The effective banning of the French film Baise Moi raises fundamental questions about the dignity and value of the individual and the farce of censorship.

The film was originally given a R rating – for over 18-year-olds, but after some complaints by an unspecified number of people the Attorney-General, Daryl Williams, ordered a review. The Classification Review Board changed the R rating to a refusal of classification on Friday after the film had been screened for a week. Refusal of classification is an effective ban because it is an offence to screen an unclassified film and various state offences relate to X ratings or refused ratings.

The film is described as explicit, nihilist, violent and feminist. It describes how two women go on a spree of sex and killing after one is raped and the other sees her best friend shot. It is not the sort of film that a large number of people would want to see, but others would like to whether for entertainment or to see it as art.

The idea that a group of appointed people can view a film and then order that others cannot is worse than elitism. It sets up one group as superior morally, ethically and aesthetically than the rest of the population. If they are chosen of that basis, maybe there would be some logic to the censorship process. But it is difficult to see how any process could yield a group carrying such superior attributes of intellect and morality. If, on the other hand, the censorship board is chosen to reflect ordinary community standards, the censors run into difficulty. If they are come from and are representative of the ordinary community on what basis can it be argued that they should be allowed to see certain films and their peers be barred from them? There is none.

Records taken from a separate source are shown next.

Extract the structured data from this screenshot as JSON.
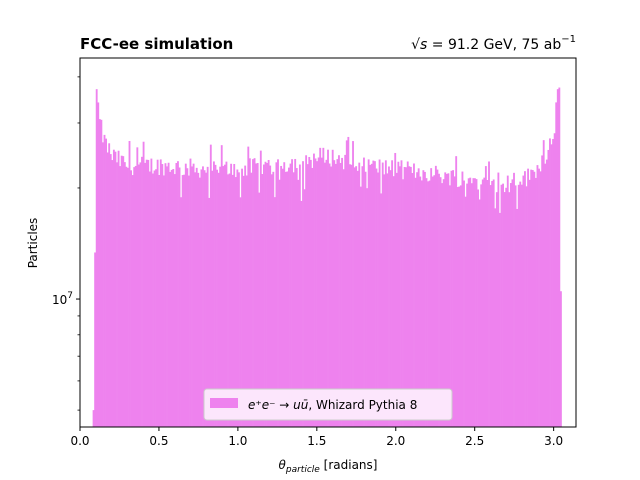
{
  "chart_data": {
    "type": "bar",
    "title_left": "FCC-ee simulation",
    "title_right": {
      "sqrt_s": "√s",
      "equals_text": " = 91.2 GeV, 75 ab",
      "exponent": "−1"
    },
    "xlabel": {
      "symbol": "θ",
      "subscript": "particle",
      "unit": " [radians]"
    },
    "ylabel": "Particles",
    "x_ticks": [
      "0.0",
      "0.5",
      "1.0",
      "1.5",
      "2.0",
      "2.5",
      "3.0"
    ],
    "y_tick_label": {
      "base": "10",
      "exponent": "7"
    },
    "xlim": [
      0,
      3.1416
    ],
    "ylim": [
      4500000,
      45000000
    ],
    "yscale": "log",
    "grid": false,
    "legend_position": "lower center",
    "series": [
      {
        "name": {
          "math": "e⁺e⁻ → uū",
          "rest": ", Whizard Pythia 8"
        },
        "color": "#ee82ee"
      }
    ],
    "bin_range": [
      0.08,
      3.05
    ],
    "bin_count": 300,
    "values_description_profile": [
      [
        0.08,
        5000000
      ],
      [
        0.09,
        5000000
      ],
      [
        0.1,
        38000000
      ],
      [
        0.105,
        37000000
      ],
      [
        0.115,
        34000000
      ],
      [
        0.125,
        30000000
      ],
      [
        0.15,
        27000000
      ],
      [
        0.2,
        24500000
      ],
      [
        0.3,
        23000000
      ],
      [
        0.5,
        23000000
      ],
      [
        0.8,
        22500000
      ],
      [
        1.0,
        22500000
      ],
      [
        1.2,
        23000000
      ],
      [
        1.4,
        23500000
      ],
      [
        1.55,
        24500000
      ],
      [
        1.8,
        23000000
      ],
      [
        2.0,
        22500000
      ],
      [
        2.2,
        22000000
      ],
      [
        2.5,
        21000000
      ],
      [
        2.7,
        20500000
      ],
      [
        2.85,
        21500000
      ],
      [
        2.95,
        24500000
      ],
      [
        3.0,
        29000000
      ],
      [
        3.02,
        35000000
      ],
      [
        3.03,
        39000000
      ],
      [
        3.04,
        36000000
      ],
      [
        3.045,
        10500000
      ],
      [
        3.05,
        10500000
      ]
    ]
  }
}
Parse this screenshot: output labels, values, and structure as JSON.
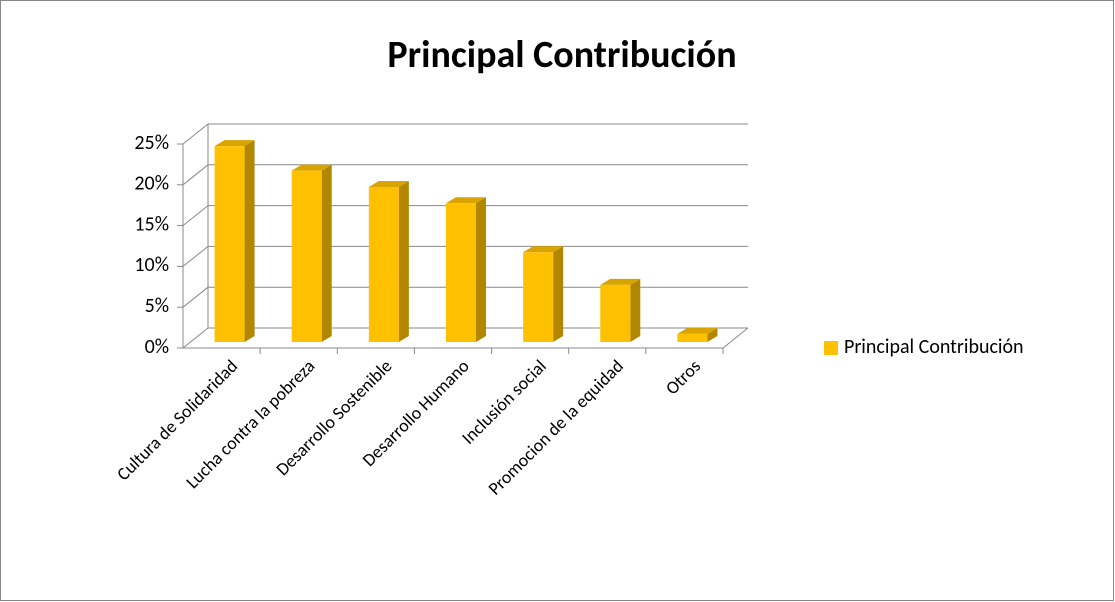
{
  "chart_data": {
    "type": "bar3d",
    "title": "Principal Contribución",
    "categories": [
      "Cultura de Solidaridad",
      "Lucha contra la pobreza",
      "Desarrollo Sostenible",
      "Desarrollo Humano",
      "Inclusión social",
      "Promocion de la equidad",
      "Otros"
    ],
    "series": [
      {
        "name": "Principal Contribución",
        "color": "#ffc000",
        "values": [
          24,
          21,
          19,
          17,
          11,
          7,
          1
        ]
      }
    ],
    "ylim": [
      0,
      25
    ],
    "yticks": [
      {
        "value": 0,
        "label": "0%"
      },
      {
        "value": 5,
        "label": "5%"
      },
      {
        "value": 10,
        "label": "10%"
      },
      {
        "value": 15,
        "label": "15%"
      },
      {
        "value": 20,
        "label": "20%"
      },
      {
        "value": 25,
        "label": "25%"
      }
    ],
    "grid": true,
    "legend": "right"
  }
}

In a modern society that respects individuals as equal before the law and respects them as capable of making their own decisions, there is no role for banning certain books or films. There is a role, however, for a group of people to classify material. And it should be a board that has representatives of ordinary community standards. But the role of such a board is to classify material so that those going to see films or buy and read books are not taken by surprise. They will get value from the experience of the board in viewing material and warning them of content according to established guidelines: sex, nudity, violence, language, themes and so on. The Classification Board by and large does a good job in this regard. Classification by a board has another function. It enables a film producer or distributor to leave a film as it is, or to take out some material if it wants to the film to get a lower classification, presumably to get a wider audience. It is a matter for the distributor to balance the worth of the material against audience appeal. Maybe there is a case for some higher classifications, but not banning.

In some respects an outright ban will be counter-productive. The decision by Mr Williams to order the review sparked such publicity that far more people went to see the film in the week it was open than would otherwise have been the case. And now it is banned, people will be more curious than otherwise and obtain it very easily by tape or DVD from overseas, though they will not enjoy the wide screen or the social and artistic occasion of a cinema experience. That makes Australia look quite immature – that its government thinks there are some things that its officials can see, but which its population cannot. Soon technology will make censorship irrelevant.